Rather than manually loading and saving messages around each LLM call, RunnableWithMessageHistory wraps any Runnable and handles it automatically:

use synaptic::memory::RunnableWithMessageHistory;

let chain_with_memory = RunnableWithMessageHistory::new(
    my_chain,
    store,
    |config| config.metadata.get("session_id")
        .and_then(|v| v.as_str())
        .unwrap_or("default")
        .to_string(),
);

On each invocation:

  1. The session ID is extracted from the RunnableConfig metadata.
  2. Historical messages are loaded from the store.
  3. The inner runnable is invoked with the historical context prepended.
  4. The new messages (input and output) are appended to the store.

This separates memory management from application logic.

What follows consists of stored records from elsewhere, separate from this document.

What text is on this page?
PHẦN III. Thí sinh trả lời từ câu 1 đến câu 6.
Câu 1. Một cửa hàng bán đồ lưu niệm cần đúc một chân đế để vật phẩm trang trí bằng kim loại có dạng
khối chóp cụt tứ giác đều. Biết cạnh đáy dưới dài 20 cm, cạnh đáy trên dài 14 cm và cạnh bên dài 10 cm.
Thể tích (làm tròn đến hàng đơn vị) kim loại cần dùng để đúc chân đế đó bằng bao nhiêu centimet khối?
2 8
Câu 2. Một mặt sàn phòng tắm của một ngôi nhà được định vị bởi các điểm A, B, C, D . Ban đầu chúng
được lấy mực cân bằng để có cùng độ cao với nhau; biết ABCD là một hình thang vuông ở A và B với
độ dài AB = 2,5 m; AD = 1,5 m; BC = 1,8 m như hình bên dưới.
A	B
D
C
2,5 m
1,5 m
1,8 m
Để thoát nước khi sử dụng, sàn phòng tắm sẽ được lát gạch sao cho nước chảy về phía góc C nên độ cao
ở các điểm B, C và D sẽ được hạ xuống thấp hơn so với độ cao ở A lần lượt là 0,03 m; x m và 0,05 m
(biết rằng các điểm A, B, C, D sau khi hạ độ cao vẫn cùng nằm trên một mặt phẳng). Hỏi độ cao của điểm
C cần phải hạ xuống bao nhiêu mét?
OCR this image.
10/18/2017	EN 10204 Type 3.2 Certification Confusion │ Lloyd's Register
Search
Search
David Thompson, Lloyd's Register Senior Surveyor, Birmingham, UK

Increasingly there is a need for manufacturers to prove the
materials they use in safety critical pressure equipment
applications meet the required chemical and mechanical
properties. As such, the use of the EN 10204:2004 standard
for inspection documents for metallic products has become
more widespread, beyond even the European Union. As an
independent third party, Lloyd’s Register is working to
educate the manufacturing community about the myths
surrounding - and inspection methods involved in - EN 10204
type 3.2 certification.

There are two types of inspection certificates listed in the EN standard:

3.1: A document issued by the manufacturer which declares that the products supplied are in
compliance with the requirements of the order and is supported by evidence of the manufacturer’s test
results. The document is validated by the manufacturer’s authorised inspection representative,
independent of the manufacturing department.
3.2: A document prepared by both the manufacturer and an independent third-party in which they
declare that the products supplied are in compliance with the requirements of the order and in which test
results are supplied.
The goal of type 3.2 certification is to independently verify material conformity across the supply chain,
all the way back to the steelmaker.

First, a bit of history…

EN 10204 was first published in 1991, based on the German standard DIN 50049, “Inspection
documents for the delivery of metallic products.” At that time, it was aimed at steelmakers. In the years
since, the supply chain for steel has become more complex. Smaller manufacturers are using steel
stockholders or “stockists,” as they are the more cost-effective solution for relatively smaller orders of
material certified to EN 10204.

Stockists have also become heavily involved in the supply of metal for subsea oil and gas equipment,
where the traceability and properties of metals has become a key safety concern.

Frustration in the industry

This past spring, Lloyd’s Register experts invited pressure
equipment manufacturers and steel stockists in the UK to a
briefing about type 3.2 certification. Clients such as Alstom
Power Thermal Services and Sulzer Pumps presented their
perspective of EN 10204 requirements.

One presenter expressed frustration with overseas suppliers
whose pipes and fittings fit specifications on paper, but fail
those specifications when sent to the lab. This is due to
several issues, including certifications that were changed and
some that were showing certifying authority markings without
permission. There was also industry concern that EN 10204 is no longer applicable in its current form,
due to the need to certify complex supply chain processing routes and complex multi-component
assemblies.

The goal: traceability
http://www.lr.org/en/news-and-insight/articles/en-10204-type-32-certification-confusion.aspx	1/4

The inner runnable does not need to know about memory at all.

Session Isolation

A key design property: memory is always scoped to a session. The session_id is just a string -- it could be a user ID, a conversation ID, a thread ID, or any other identifier meaningful to your application.

Different sessions sharing the same InMemoryStore (or any other store) are completely independent. Appending to session "alice" never affects session "bob". This makes it safe to use a single store instance across an entire application serving multiple users.